You may have guessed this by now, but farmworkers know something about inequality. They are not paid what they’re worth, if they’re even paid at all. Some suffer as slaves in “the land of the free and the home of the brave” – having been cheated out of their freedom by phantom debts, threats, and coercion.
For those farmworkers who are not literally enslaved, all of them are still at the very beginning of the supply chain, paid pennies for their work in order that the companies, suppliers, and finally, the customers after them can make (or save) more money.
But if customers and retailers are given the opportunity to pay more for a tomato and told that those extra pennies were going directly to the farmworker, would they do it?
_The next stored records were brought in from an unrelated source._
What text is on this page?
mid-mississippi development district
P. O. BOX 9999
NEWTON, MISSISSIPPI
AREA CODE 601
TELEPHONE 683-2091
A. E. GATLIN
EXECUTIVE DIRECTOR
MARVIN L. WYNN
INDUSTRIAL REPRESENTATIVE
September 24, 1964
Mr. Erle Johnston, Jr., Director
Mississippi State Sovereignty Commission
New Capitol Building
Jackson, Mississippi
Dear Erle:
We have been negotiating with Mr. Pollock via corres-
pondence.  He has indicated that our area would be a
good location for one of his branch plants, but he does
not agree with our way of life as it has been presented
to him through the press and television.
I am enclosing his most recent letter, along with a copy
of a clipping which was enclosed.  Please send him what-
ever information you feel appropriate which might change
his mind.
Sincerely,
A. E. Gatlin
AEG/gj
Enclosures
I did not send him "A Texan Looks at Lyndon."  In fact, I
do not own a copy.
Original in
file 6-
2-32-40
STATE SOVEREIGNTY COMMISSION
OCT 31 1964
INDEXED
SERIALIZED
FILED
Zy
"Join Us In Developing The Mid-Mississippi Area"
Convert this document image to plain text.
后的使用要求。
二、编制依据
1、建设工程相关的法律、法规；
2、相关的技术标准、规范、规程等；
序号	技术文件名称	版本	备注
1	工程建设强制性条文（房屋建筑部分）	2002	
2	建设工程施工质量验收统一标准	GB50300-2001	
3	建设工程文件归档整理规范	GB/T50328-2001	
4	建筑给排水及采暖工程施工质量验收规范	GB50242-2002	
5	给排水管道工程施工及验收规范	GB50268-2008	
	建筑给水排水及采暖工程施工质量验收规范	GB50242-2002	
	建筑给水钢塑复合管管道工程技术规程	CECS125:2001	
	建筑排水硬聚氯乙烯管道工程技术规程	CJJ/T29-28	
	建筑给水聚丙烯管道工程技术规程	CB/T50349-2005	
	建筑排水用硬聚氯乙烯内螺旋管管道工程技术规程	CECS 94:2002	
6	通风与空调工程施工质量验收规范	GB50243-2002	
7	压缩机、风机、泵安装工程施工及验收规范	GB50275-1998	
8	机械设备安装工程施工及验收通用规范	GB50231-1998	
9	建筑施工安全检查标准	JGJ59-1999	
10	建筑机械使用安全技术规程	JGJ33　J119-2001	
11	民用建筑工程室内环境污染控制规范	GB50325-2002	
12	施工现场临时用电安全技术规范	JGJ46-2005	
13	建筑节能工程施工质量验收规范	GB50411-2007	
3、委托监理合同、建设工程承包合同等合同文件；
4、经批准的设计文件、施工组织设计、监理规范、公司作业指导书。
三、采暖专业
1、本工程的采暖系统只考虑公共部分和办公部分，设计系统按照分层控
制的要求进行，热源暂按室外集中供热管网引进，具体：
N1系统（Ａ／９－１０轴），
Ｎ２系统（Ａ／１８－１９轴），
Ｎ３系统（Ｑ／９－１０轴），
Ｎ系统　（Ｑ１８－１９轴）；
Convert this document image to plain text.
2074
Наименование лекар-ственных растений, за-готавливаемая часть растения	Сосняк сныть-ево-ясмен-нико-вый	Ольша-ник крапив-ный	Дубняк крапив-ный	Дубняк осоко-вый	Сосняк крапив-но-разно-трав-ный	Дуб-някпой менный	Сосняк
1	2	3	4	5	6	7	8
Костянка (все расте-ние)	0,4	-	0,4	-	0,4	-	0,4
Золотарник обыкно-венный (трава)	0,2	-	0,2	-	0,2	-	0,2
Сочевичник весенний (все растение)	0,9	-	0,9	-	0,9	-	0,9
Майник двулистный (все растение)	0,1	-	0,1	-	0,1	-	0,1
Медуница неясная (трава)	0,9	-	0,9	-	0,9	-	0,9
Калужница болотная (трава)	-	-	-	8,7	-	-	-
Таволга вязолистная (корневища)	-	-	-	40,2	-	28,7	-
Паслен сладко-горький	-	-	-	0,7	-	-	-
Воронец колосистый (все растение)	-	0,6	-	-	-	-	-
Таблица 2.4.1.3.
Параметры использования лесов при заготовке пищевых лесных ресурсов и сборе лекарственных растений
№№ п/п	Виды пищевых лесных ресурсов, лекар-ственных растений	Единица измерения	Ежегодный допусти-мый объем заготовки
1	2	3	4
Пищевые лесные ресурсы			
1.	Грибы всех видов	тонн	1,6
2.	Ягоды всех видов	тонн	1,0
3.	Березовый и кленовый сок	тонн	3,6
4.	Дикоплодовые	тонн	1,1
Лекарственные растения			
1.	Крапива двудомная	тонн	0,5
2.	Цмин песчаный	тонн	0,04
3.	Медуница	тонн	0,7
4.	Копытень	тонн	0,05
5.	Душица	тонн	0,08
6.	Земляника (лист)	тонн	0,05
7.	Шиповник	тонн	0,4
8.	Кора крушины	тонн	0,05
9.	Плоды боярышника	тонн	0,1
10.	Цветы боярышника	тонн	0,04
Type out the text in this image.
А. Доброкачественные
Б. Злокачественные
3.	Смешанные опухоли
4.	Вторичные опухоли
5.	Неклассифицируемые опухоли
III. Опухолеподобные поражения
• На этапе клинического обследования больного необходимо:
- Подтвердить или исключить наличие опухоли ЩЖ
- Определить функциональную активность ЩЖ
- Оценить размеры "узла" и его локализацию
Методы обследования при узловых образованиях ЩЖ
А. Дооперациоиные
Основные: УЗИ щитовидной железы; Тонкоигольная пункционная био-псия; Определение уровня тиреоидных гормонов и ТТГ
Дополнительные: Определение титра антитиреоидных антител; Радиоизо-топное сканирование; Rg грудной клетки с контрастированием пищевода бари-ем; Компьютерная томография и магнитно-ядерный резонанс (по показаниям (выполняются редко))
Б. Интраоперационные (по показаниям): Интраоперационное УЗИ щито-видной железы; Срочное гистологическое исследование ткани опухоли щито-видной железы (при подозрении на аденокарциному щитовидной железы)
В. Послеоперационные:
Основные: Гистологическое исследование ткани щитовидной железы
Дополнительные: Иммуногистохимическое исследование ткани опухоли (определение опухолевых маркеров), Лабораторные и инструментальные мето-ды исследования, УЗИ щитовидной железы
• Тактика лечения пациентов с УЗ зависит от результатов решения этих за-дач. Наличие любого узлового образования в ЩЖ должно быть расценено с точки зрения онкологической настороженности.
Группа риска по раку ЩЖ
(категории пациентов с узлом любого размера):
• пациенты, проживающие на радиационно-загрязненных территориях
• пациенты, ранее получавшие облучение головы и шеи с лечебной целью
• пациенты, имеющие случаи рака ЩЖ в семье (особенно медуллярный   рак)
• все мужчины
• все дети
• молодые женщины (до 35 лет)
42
Turns out, the answer to that is – sometimes – yes. Two different organizations – The Coalition of Immokalee Workers’s Fair Food Program (FFP) and the Equitable Food Initiative (EFI) – have implemented a certification system that strives to put more pennies in farmworkers’ pockets, thereby “closing the inequalities gap.” Though EFI’s and FFP’s approaches are different, both organizations have successfully worked with retailers to pay a premium that is returned to the worker in the form of a bonus. As a result, the standard of living among farmworkers in the affected areas has gone up. EFI has generated $8.5 million in worker bonuses in the first five years of its program. CIW has completely eliminated modern-day slavery in the fields where its Fair Food Program is in operation:
With the advent of the Fair Food Program (FFP), the CIW reached the goal of prevention. Rather than cleaning up the abuse after the fact, worker education and monitoring backed by market consequences — enforceable zero tolerance — resulted in FFP farms having zero cases of forced labor in five-year period. In a region and an industry with an uninterrupted 300-year history of forced labor — from chattel slavery to convict leasing, debt bondage, and the modern-day slavery operations — this is a truly remarkable transformation. In three crops and seven states, the FFP is a welcome disruption.
As the United Nations states on their website, “Social justice cannot be attained in the absence of peace and security, or in the absence of respect for all human rights and fundamental freedoms.” That’s why AFOP Health & Safety, along with organizations like EFI and CIW, constantly strives to establish safer environments for farmworkers in the U.S., even as we work to dispel the myths and prejudices against them. Because, as long as one person among us is not safe or fairly treated, our goal of social justice has not yet been reached.